Ну я и взорвался. А на меня телега, что вел себя разнузданно, хамил начальству. А им — надо думать, когда он выступал в зале, — нравилось, понимаешь, нравилось.

 

Очень болезненно переживал Мерзликин, когда его как поэта, унижали.

 

10. Развеселились в компании поэтов и писателей. Как всегда хвалились своими подвигами по части выпитого или по бабам, с уважением отзывались о чужих деяниях по этой части.

 

Пытался веселиться с нами и Мерзликин. Да все как-то в тон не попадал.

 

— Эх, какое же мы дурачье, — вдруг сказал он. — Разводят нас как лохов. Честят по партийной линии за пьянку, да за баб, а ведь по сути поощряют к этому. Ну кого хоть раз всерьез наказали именно за пьянку? Так попугать, постращать.

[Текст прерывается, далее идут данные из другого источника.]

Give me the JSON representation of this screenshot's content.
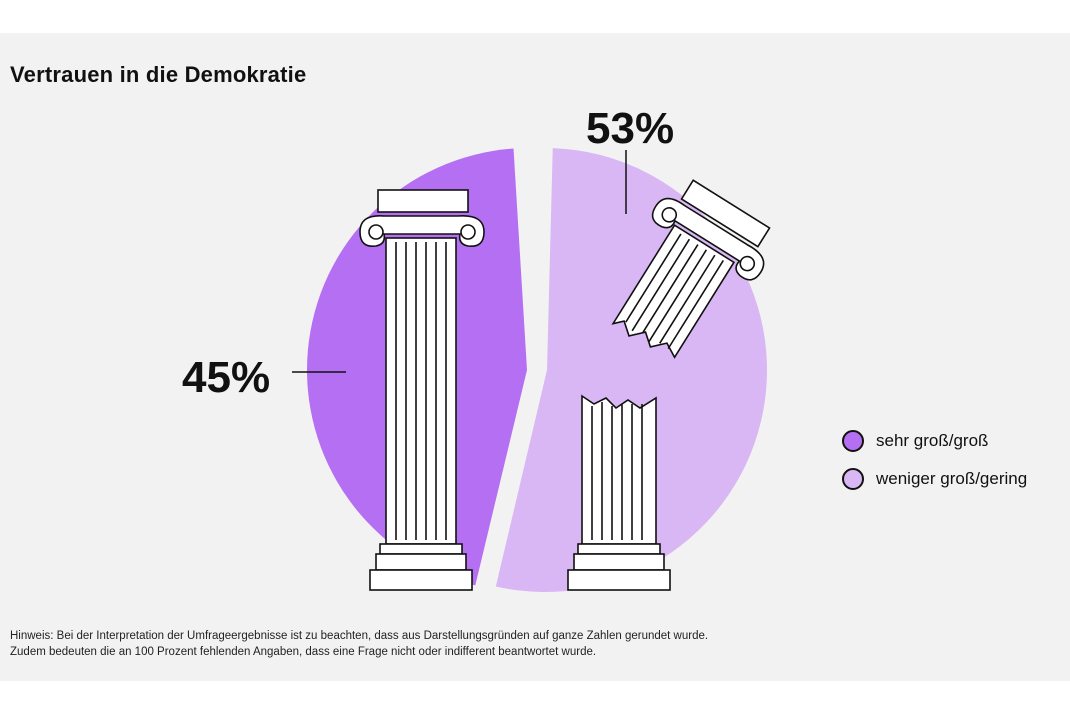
{
  "title": "Vertrauen in die Demokratie",
  "chart_data": {
    "type": "pie",
    "title": "Vertrauen in die Demokratie",
    "slices": [
      {
        "label": "sehr groß/groß",
        "value": 45,
        "display": "45%",
        "color": "#b56ff2"
      },
      {
        "label": "weniger groß/gering",
        "value": 53,
        "display": "53%",
        "color": "#d9b7f4"
      }
    ],
    "legend_position": "right"
  },
  "legend": [
    {
      "label": "sehr groß/groß",
      "color": "#b56ff2"
    },
    {
      "label": "weniger groß/gering",
      "color": "#d9b7f4"
    }
  ],
  "note": {
    "line1": "Hinweis: Bei der Interpretation der Umfrageergebnisse ist zu beachten, dass aus Darstellungsgründen auf ganze Zahlen gerundet wurde.",
    "line2": "Zudem bedeuten die an 100 Prozent fehlenden Angaben, dass eine Frage nicht oder indifferent beantwortet wurde."
  }
}
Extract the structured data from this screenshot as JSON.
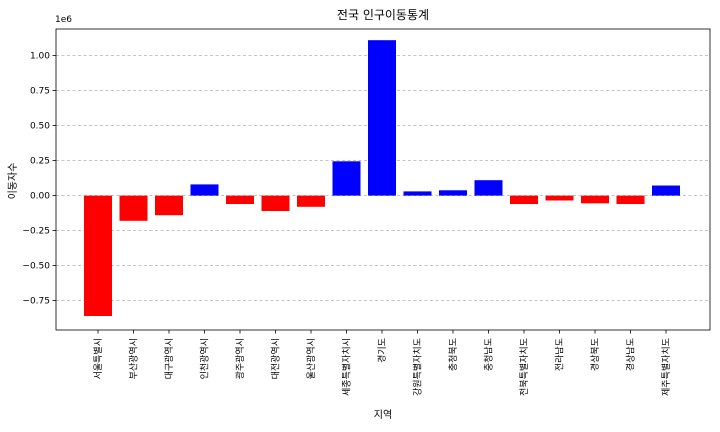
{
  "chart_data": {
    "type": "bar",
    "title": "전국 인구이동통계",
    "xlabel": "지역",
    "ylabel": "이동자수",
    "scale_label": "1e6",
    "categories": [
      "서울특별시",
      "부산광역시",
      "대구광역시",
      "인천광역시",
      "광주광역시",
      "대전광역시",
      "울산광역시",
      "세종특별자치시",
      "경기도",
      "강원특별자치도",
      "충청북도",
      "충청남도",
      "전북특별자치도",
      "전라남도",
      "경상북도",
      "경상남도",
      "제주특별자치도"
    ],
    "values": [
      -860000,
      -180000,
      -140000,
      80000,
      -60000,
      -110000,
      -80000,
      245000,
      1110000,
      30000,
      38000,
      110000,
      -60000,
      -35000,
      -55000,
      -60000,
      72000
    ],
    "positive_color": "#0000ff",
    "negative_color": "#ff0000",
    "ylim": [
      -0.96,
      1.19
    ],
    "yticks": [
      -0.75,
      -0.5,
      -0.25,
      0.0,
      0.25,
      0.5,
      0.75,
      1.0
    ],
    "ytick_labels": [
      "−0.75",
      "−0.50",
      "−0.25",
      "0.00",
      "0.25",
      "0.50",
      "0.75",
      "1.00"
    ],
    "grid": true,
    "grid_axis": "y"
  }
}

Пусть уж поэты пьянствуют да блядствуют, чем будут думать свои мысли, а потом писать их.

 

И прочитал:

 

За святую поэзии муку
Я готов и на плаху шагнуть.
Отрубите мне правую руку --
Я и левой смогу что-нибудь!

 

А не будет обеих — зубами!
И не хуже, чем некто рукой.
Отпишусь, отзвучу перед вами
И на вечный отправлюсь покой.

 

Улыбаетесь: — Славная резвость!
Отвечаю: — Не резвость, друзья,
А моя запоздалая трезвость
И последняя воля моя!

 

Вот и нужно для этого дела,
Чтоб была на плечах голова,
Чтоб она по утрам не болела,
А держалась светла и трезва.

 

Мы понимающе закивали головами: все знали, что у Леньки, а скорее Леонида Мерзлика, нашего лучшего алтайского поэта, обнаружили вроде рака.